Ia kemudian duduk di kursi sandaran tinggi milik The Fool di ujung meja panjang yang bercorak, menyebarkan spiritualitasnya menuju bintang merah yang mewakili The Hermit.

Ratu Mystic memiliki beberapa petunjuk awal tentang pulau primitif. Dia berencana untuk meninggalkan rute laut yang aman untuk melakukan pencarian lebih lanjut…

Pulau primitif itu ditemukan oleh Kaisar Roselle secara kebetulan. Sangat mungkin bahwa salah satu dari sembilan mausoleum rahasianya tersembunyi di sana… Ini adalah satu-satunya yang belum ditemukan dan dihancurkan saat ini. Ini adalah harapan kebangkitan Kaisar…
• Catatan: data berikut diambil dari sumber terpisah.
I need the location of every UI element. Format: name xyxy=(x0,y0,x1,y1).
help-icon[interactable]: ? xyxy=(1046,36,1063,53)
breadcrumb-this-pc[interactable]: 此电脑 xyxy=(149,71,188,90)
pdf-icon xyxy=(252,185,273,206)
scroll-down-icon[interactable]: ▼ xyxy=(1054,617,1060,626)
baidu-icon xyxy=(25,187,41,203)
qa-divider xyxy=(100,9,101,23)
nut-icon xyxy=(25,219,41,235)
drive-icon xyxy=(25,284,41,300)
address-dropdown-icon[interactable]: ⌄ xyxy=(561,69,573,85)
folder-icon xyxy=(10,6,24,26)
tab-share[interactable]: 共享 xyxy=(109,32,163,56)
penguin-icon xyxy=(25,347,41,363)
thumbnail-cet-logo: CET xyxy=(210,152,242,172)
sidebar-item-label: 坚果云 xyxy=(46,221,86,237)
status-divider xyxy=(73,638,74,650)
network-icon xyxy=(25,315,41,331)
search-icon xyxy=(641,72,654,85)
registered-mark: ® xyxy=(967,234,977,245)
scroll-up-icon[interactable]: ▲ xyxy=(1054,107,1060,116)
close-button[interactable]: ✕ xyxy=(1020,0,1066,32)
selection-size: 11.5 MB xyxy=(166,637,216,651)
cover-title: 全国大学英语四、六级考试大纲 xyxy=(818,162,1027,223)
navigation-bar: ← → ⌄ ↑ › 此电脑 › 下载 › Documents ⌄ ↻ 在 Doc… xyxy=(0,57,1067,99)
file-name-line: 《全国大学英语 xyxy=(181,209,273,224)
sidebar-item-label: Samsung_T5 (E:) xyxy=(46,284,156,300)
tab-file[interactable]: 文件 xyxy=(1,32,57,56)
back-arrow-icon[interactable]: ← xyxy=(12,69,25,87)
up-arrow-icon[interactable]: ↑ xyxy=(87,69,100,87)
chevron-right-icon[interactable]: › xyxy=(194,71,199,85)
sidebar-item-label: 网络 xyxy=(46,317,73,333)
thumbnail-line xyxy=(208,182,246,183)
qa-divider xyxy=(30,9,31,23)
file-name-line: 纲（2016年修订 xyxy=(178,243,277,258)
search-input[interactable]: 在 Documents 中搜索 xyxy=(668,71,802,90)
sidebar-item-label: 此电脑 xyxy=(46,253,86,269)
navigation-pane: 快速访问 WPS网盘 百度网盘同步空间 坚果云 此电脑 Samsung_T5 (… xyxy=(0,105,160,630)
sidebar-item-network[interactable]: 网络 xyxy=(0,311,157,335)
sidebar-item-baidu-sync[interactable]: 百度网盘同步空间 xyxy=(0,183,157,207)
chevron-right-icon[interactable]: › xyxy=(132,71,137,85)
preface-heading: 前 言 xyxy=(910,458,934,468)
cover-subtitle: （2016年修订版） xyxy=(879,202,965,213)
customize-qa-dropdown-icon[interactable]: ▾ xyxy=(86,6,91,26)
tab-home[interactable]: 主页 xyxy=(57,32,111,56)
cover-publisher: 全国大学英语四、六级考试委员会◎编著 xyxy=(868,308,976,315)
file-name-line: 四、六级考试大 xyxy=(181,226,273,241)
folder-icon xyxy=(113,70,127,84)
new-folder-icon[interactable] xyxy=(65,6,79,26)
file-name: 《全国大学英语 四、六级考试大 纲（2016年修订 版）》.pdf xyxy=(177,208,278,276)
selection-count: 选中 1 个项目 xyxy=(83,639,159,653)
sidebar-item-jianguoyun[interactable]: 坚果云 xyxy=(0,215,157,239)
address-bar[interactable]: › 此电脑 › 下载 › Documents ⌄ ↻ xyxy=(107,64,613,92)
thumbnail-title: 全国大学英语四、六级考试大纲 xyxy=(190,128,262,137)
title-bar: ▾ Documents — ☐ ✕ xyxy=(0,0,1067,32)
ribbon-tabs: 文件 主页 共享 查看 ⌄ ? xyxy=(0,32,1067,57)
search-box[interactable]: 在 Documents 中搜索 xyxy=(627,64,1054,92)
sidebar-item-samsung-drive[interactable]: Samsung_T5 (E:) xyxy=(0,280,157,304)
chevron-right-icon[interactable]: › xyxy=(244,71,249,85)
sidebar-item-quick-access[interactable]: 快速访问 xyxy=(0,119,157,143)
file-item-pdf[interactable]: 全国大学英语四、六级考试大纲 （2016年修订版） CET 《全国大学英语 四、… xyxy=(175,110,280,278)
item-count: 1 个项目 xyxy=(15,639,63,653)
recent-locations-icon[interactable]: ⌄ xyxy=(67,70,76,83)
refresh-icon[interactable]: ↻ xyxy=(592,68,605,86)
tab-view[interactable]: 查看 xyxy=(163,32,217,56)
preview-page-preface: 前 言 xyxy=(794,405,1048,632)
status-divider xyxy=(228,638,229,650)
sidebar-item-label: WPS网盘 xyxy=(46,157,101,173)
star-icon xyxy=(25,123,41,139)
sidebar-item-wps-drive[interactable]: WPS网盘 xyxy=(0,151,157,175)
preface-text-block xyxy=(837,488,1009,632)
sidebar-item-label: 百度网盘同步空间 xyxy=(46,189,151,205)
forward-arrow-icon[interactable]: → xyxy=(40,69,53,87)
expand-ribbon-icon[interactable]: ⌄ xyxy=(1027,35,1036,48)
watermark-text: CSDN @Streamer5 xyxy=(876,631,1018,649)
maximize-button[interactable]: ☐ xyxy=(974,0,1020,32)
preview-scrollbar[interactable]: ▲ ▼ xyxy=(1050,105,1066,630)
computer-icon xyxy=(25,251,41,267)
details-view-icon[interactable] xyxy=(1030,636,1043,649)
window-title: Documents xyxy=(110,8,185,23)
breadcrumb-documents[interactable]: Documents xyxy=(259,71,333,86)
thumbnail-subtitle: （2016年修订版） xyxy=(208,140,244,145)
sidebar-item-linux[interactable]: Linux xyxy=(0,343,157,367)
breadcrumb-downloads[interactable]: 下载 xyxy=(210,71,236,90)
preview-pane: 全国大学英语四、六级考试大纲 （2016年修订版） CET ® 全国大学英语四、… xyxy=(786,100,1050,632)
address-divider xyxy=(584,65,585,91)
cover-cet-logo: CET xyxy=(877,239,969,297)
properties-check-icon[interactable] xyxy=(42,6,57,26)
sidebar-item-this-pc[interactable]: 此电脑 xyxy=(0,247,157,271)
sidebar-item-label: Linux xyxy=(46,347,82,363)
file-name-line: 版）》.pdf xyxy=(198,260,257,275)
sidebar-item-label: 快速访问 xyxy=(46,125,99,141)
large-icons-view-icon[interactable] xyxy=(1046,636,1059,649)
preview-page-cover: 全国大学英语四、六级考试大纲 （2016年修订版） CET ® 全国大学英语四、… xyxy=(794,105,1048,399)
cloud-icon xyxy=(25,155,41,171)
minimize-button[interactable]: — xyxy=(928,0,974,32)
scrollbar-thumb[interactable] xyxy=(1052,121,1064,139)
Namun, makhluk hidup di pulau primitif itu tampaknya menyembah kekuatan tak dikenal yang berasal dari kosmos. Memahami kosmos itu akan mengarah pada korupsi… Aku perlu mengingatkan Nyonya Hermit untuk memperingatkan Ratu Mystic…

Magic Wishing Lamp… Magic Wishing Lamp? Jadi Artefak Tertutup Grade 0 ini ada di tangan Ratu Mystic… Ini adalah kombinasi dari karakteristik Beyonder Miracle Invoker dan karakteristik yang berasal dari sumber yang tidak diketahui. Bahkan dewa sejati pun tidak dapat menghancurkannya… Begitu ia selesai mendengarkan deskripsi 0-05, ia segera mengatur visinya dan memperbesar pemandangan Magic Wishing Lamp yang seperti ketel emas.

Tiba-tiba, sumbu di mulut Magic Wishing Lamp menyala!